Rwanda must rally resources to achieve vision 2020

by Elayne Wangalwa 0

Managing director of the International Monetary Fund, Christine Lagarde, believes that this will aid the country in being less dependent on external aid.

“Mobilising domestic revenues will be critical in creating fiscal space as reliance on aid gradually recedes,” Lagarde said.

“At 16 per cent of GDP, the tax collection effort is still low compared to peers in Africa, and well below the 25 per cent target set by the East African Community.”

In August, the Rwanda Revenue Authority (RRA) suffered a setback in its efforts to wean the country off aid.

The taxman also expressed fears that the country had not collected enough taxes to meet its revenue targets for the 2013/2014 financial year, despite a string of stringent measures by the government to meet its growing budgetary needs.

Moreover, in order for the East African country to achieve its middle income country status in the next five years, Lagarde said the country should focus on “encouraging private sector development to reduce reliance on the public sector, and harnessing the potential of regional integration to support export diversification and overcome geographics.”

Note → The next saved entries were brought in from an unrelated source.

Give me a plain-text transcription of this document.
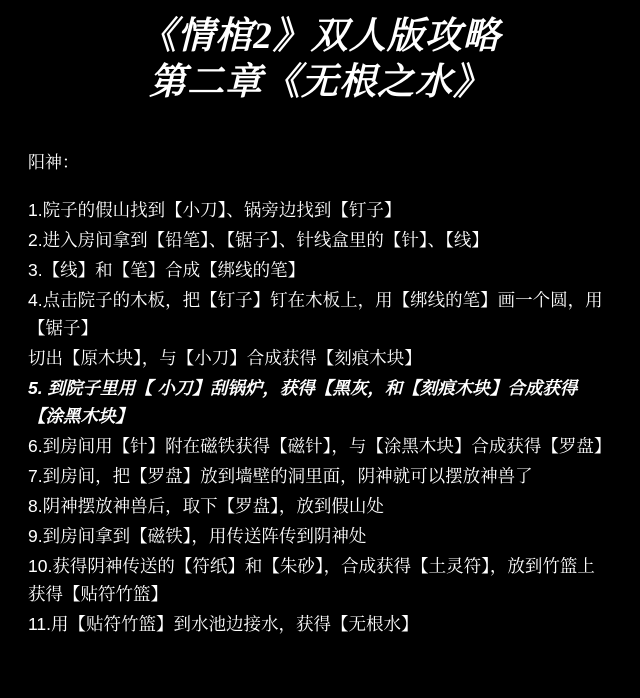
《情棺2》双人版攻略
第二章《无根之水》
阳神：
1.院子的假山找到【小刀】、锅旁边找到【钉子】
2.进入房间拿到【铅笔】、【锯子】、针线盒里的【针】、【线】
3.【线】和【笔】合成【绑线的笔】
4.点击院子的木板，把【钉子】钉在木板上，用【绑线的笔】画一个圆，用【锯子】
切出【原木块】，与【小刀】合成获得【刻痕木块】
5. 到院子里用【 小刀】刮锅炉，获得【黑灰，和【刻痕木块】合成获得【涂黑木块】
6.到房间用【针】附在磁铁获得【磁针】，与【涂黑木块】合成获得【罗盘】
7.到房间，把【罗盘】放到墙壁的洞里面，阴神就可以摆放神兽了
8.阴神摆放神兽后，取下【罗盘】，放到假山处
9.到房间拿到【磁铁】，用传送阵传到阴神处
10.获得阴神传送的【符纸】和【朱砂】，合成获得【土灵符】，放到竹篮上获得【贴符竹篮】
11.用【贴符竹篮】到水池边接水，获得【无根水】
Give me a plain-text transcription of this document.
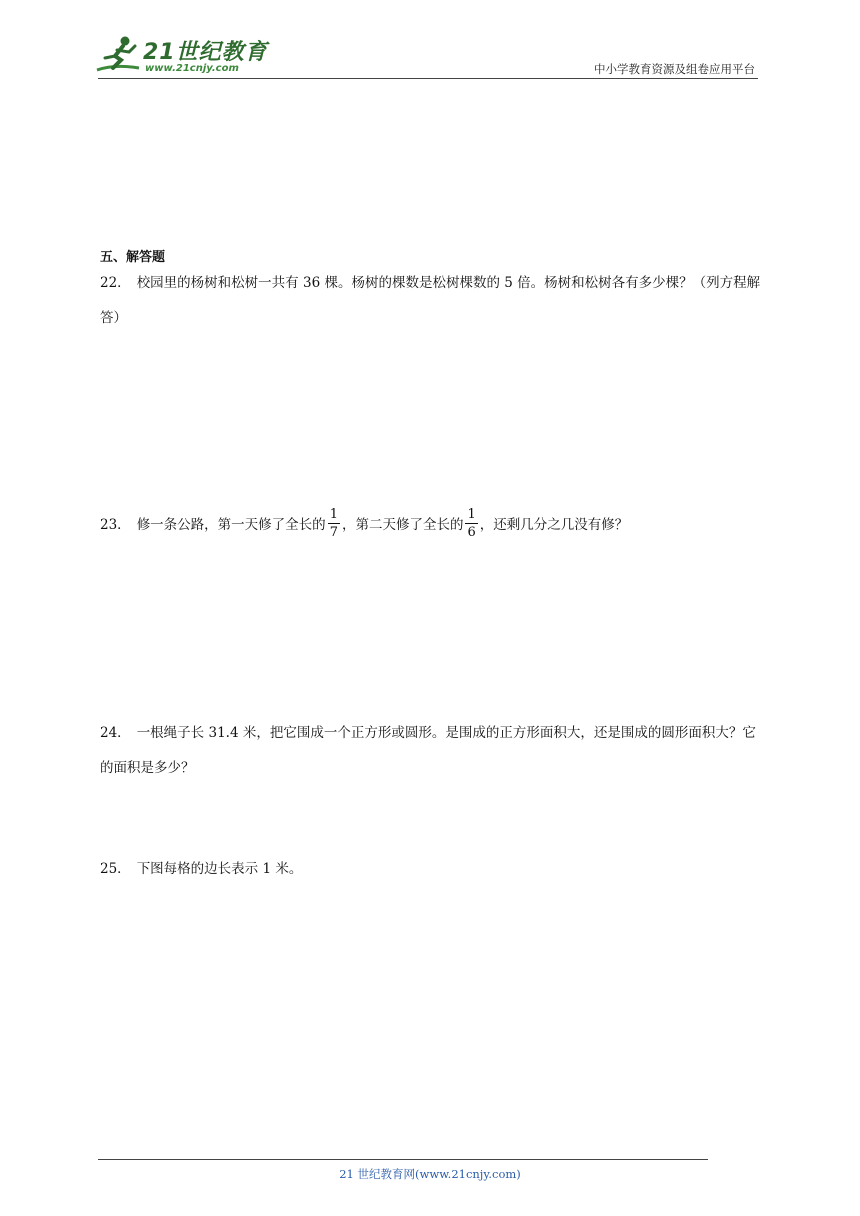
21世纪教育
www.21cnjy.com	中小学教育资源及组卷应用平台
五、解答题
22． 校园里的杨树和松树一共有 36 棵。杨树的棵数是松树棵数的 5 倍。杨树和松树各有多少棵？（列方程解答）
23． 修一条公路，第一天修了全长的 $\frac{1}{7}$ ，第二天修了全长的 $\frac{1}{6}$ ，还剩几分之几没有修？
24． 一根绳子长 31.4 米，把它围成一个正方形或圆形。是围成的正方形面积大，还是围成的圆形面积大？它的面积是多少？
25． 下图每格的边长表示 1 米。
21 世纪教育网(www.21cnjy.com)
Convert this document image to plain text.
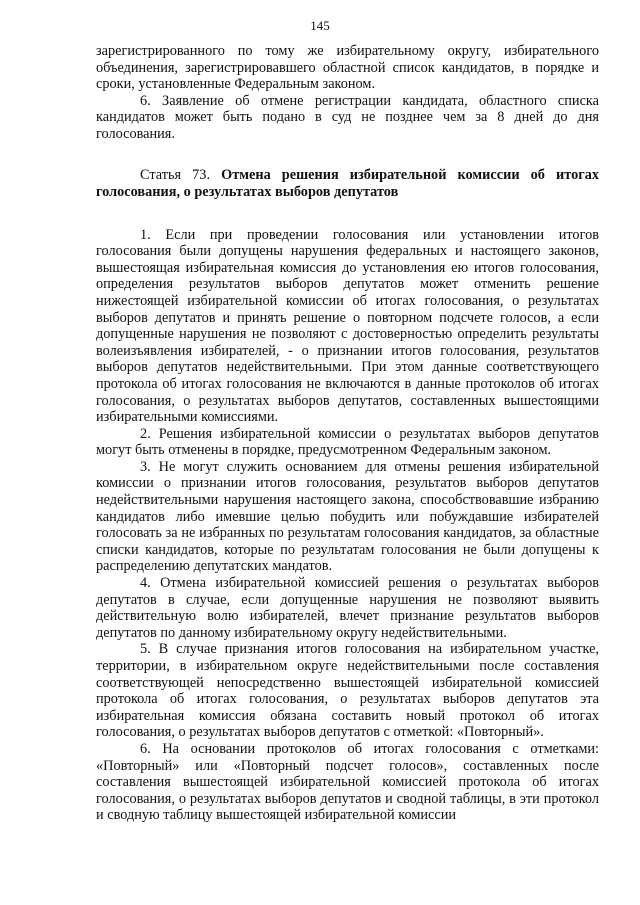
145

зарегистрированного по тому же избирательному округу, избирательного объединения, зарегистрировавшего областной список кандидатов, в порядке и сроки, установленные Федеральным законом.

6. Заявление об отмене регистрации кандидата, областного списка кандидатов может быть подано в суд не позднее чем за 8 дней до дня голосования.

Статья 73. Отмена решения избирательной комиссии об итогах голосования, о результатах выборов депутатов

1. Если при проведении голосования или установлении итогов голосования были допущены нарушения федеральных и настоящего законов, вышестоящая избирательная комиссия до установления ею итогов голосования, определения результатов выборов депутатов может отменить решение нижестоящей избирательной комиссии об итогах голосования, о результатах выборов депутатов и принять решение о повторном подсчете голосов, а если допущенные нарушения не позволяют с достоверностью определить результаты волеизъявления избирателей, - о признании итогов голосования, результатов выборов депутатов недействительными. При этом данные соответствующего протокола об итогах голосования не включаются в данные протоколов об итогах голосования, о результатах выборов депутатов, составленных вышестоящими избирательными комиссиями.

2. Решения избирательной комиссии о результатах выборов депутатов могут быть отменены в порядке, предусмотренном Федеральным законом.

3. Не могут служить основанием для отмены решения избирательной комиссии о признании итогов голосования, результатов выборов депутатов недействительными нарушения настоящего закона, способствовавшие избранию кандидатов либо имевшие целью побудить или побуждавшие избирателей голосовать за не избранных по результатам голосования кандидатов, за областные списки кандидатов, которые по результатам голосования не были допущены к распределению депутатских мандатов.

4. Отмена избирательной комиссией решения о результатах выборов депутатов в случае, если допущенные нарушения не позволяют выявить действительную волю избирателей, влечет признание результатов выборов депутатов по данному избирательному округу недействительными.

5. В случае признания итогов голосования на избирательном участке, территории, в избирательном округе недействительными после составления соответствующей непосредственно вышестоящей избирательной комиссией протокола об итогах голосования, о результатах выборов депутатов эта избирательная комиссия обязана составить новый протокол об итогах голосования, о результатах выборов депутатов с отметкой: «Повторный».

6. На основании протоколов об итогах голосования с отметками: «Повторный» или «Повторный подсчет голосов», составленных после составления вышестоящей избирательной комиссией протокола об итогах голосования, о результатах выборов депутатов и сводной таблицы, в эти протокол и сводную таблицу вышестоящей избирательной комиссии
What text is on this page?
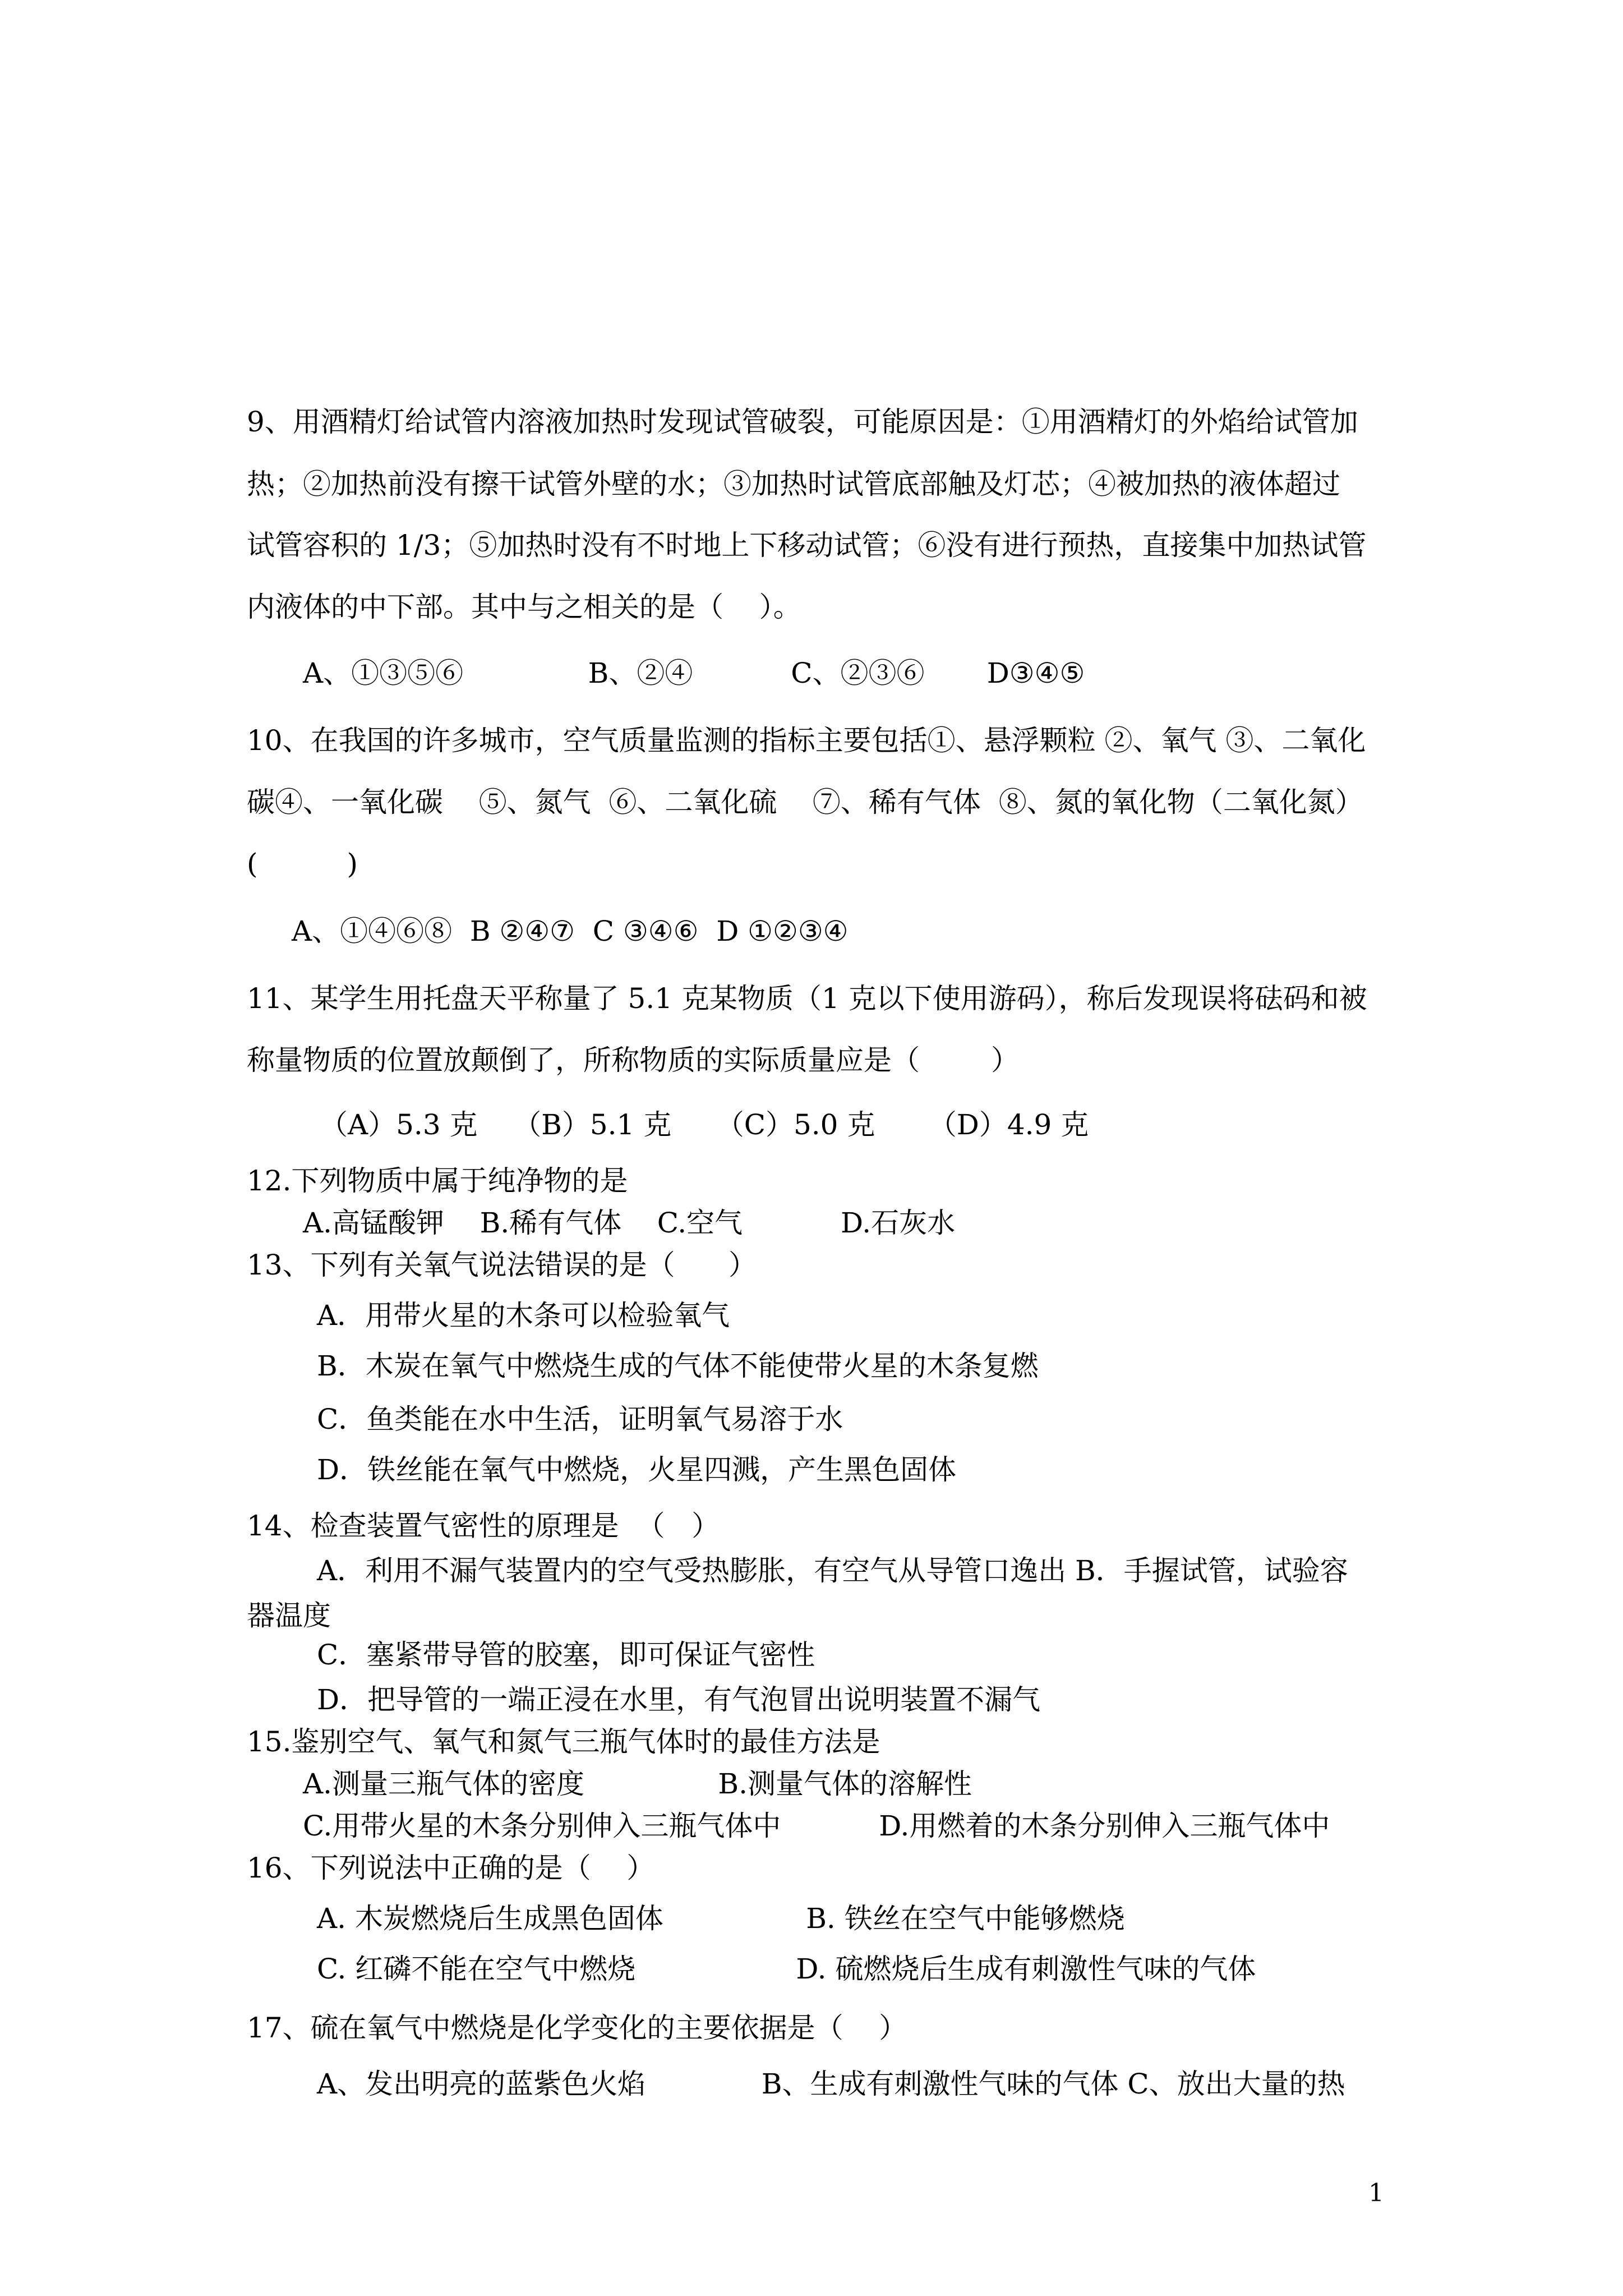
9、用酒精灯给试管内溶液加热时发现试管破裂，可能原因是：①用酒精灯的外焰给试管加
热；②加热前没有擦干试管外壁的水；③加热时试管底部触及灯芯；④被加热的液体超过
试管容积的 1/3；⑤加热时没有不时地上下移动试管；⑥没有进行预热，直接集中加热试管
内液体的中下部。其中与之相关的是（    ）。
A、①③⑤⑥              B、②④           C、②③⑥       D③④⑤
10、在我国的许多城市，空气质量监测的指标主要包括①、悬浮颗粒 ②、氧气 ③、二氧化
碳④、一氧化碳    ⑤、氮气  ⑥、二氧化硫    ⑦、稀有气体  ⑧、氮的氧化物（二氧化氮）
(          )
A、①④⑥⑧  B ②④⑦  C ③④⑥  D ①②③④
11、某学生用托盘天平称量了 5.1 克某物质（1 克以下使用游码），称后发现误将砝码和被
称量物质的位置放颠倒了，所称物质的实际质量应是（        ）
（A）5.3 克    （B）5.1 克     （C）5.0 克      （D）4.9 克
12.下列物质中属于纯净物的是
A.高锰酸钾    B.稀有气体    C.空气           D.石灰水
13、下列有关氧气说法错误的是（      ）
A．用带火星的木条可以检验氧气
B．木炭在氧气中燃烧生成的气体不能使带火星的木条复燃
C．鱼类能在水中生活，证明氧气易溶于水
D．铁丝能在氧气中燃烧，火星四溅，产生黑色固体
14、检查装置气密性的原理是  （   ）
A．利用不漏气装置内的空气受热膨胀，有空气从导管口逸出 B．手握试管，试验容
器温度
C．塞紧带导管的胶塞，即可保证气密性
D．把导管的一端正浸在水里，有气泡冒出说明装置不漏气
15.鉴别空气、氧气和氮气三瓶气体时的最佳方法是
A.测量三瓶气体的密度               B.测量气体的溶解性
C.用带火星的木条分别伸入三瓶气体中           D.用燃着的木条分别伸入三瓶气体中
16、下列说法中正确的是（    ）
A. 木炭燃烧后生成黑色固体                B. 铁丝在空气中能够燃烧
C. 红磷不能在空气中燃烧                  D. 硫燃烧后生成有刺激性气味的气体
17、硫在氧气中燃烧是化学变化的主要依据是（    ）
A、发出明亮的蓝紫色火焰             B、生成有刺激性气味的气体 C、放出大量的热
1
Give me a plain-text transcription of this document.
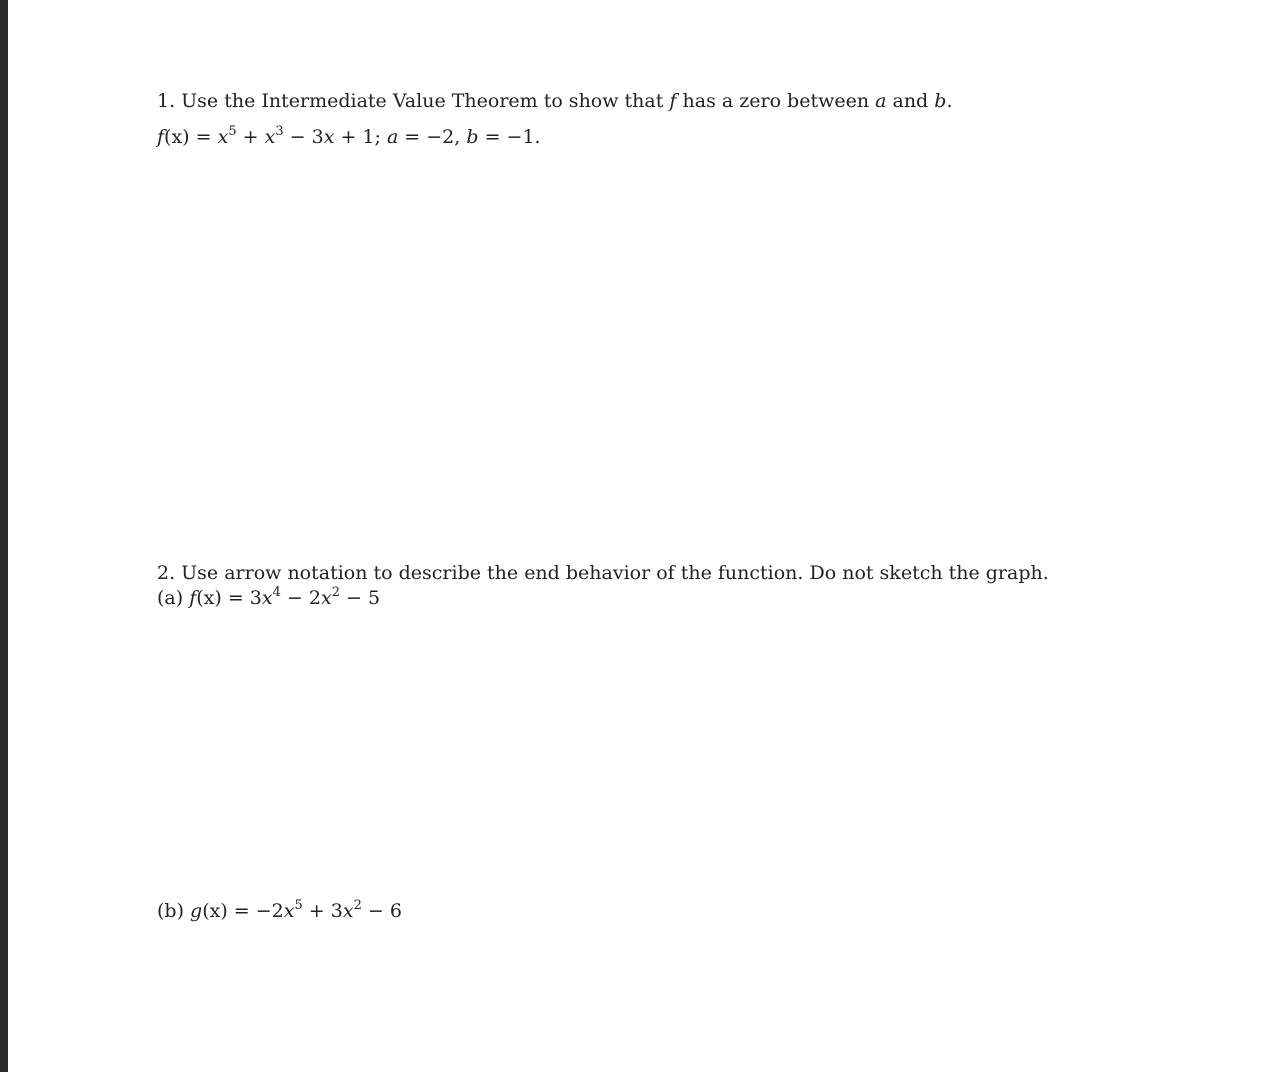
1. Use the Intermediate Value Theorem to show that f has a zero between a and b.
$f(x) = x^5 + x^3 - 3x + 1$; a = −2, b = −1.
2. Use arrow notation to describe the end behavior of the function. Do not sketch the graph.
(a) $f(x) = 3x^4 - 2x^2 - 5$
(b) $g(x) = -2x^5 + 3x^2 - 6$
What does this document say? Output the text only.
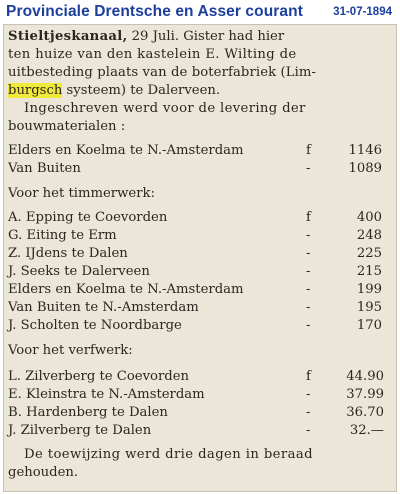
Provinciale Drentsche en Asser courant	31-07-1894
Stieltjeskanaal, 29 Juli. Gister had hier
ten huize van den kastelein E. Wilting de
uitbesteding plaats van de boterfabriek (Lim-
burgsch systeem) te Dalerveen.
Ingeschreven werd voor de levering der
bouwmaterialen :
Elders en Koelma te N.-Amsterdam	f	1146
Van Buiten	-	1089
Voor het timmerwerk:
A. Epping te Coevorden	f	400
G. Eiting te Erm	-	248
Z. IJdens te Dalen	-	225
J. Seeks te Dalerveen	-	215
Elders en Koelma te N.-Amsterdam	-	199
Van Buiten te N.-Amsterdam	-	195
J. Scholten te Noordbarge	-	170
Voor het verfwerk:
L. Zilverberg te Coevorden	f	44.90
E. Kleinstra te N.-Amsterdam	-	37.99
B. Hardenberg te Dalen	-	36.70
J. Zilverberg te Dalen	-	32.—
De toewijzing werd drie dagen in beraad
gehouden.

(READ MORE: Rwanda keen to become regional economic powerhouse)

The country, which is committed to sustainable economic growth, has made impressive progress in rehabilitating and stabilising its economy.

Positive actions taken by Rwanda’s government has also ensured that the country maintained a decade-long period of strong economic growth.

“Since the early 2000s, Rwanda has grown at an average of about eight per cent, well above the regional average and on par with emerging Asia,” Lagarde said.

“Per capita income has more than trebled, and while poverty is still high at about 45 per cent of the population, the poorest have shared the benefits of growth.”

(READ MORE: World Bank gives Rwanda $70 mln to help fight poverty)

Regarding Africa’s growth, Lagarde cautioned that the revising of global economic forecasts will slightly slow down the continent’s growth.

“Growth forecasts for sub-Saharan Africa have been pared down due to lower oil and commodity prices,” she said.

“Still, the overall outlook remains promising, and at close to five per cent, the region is expected to post the world’s second highest growth rate in 2015.”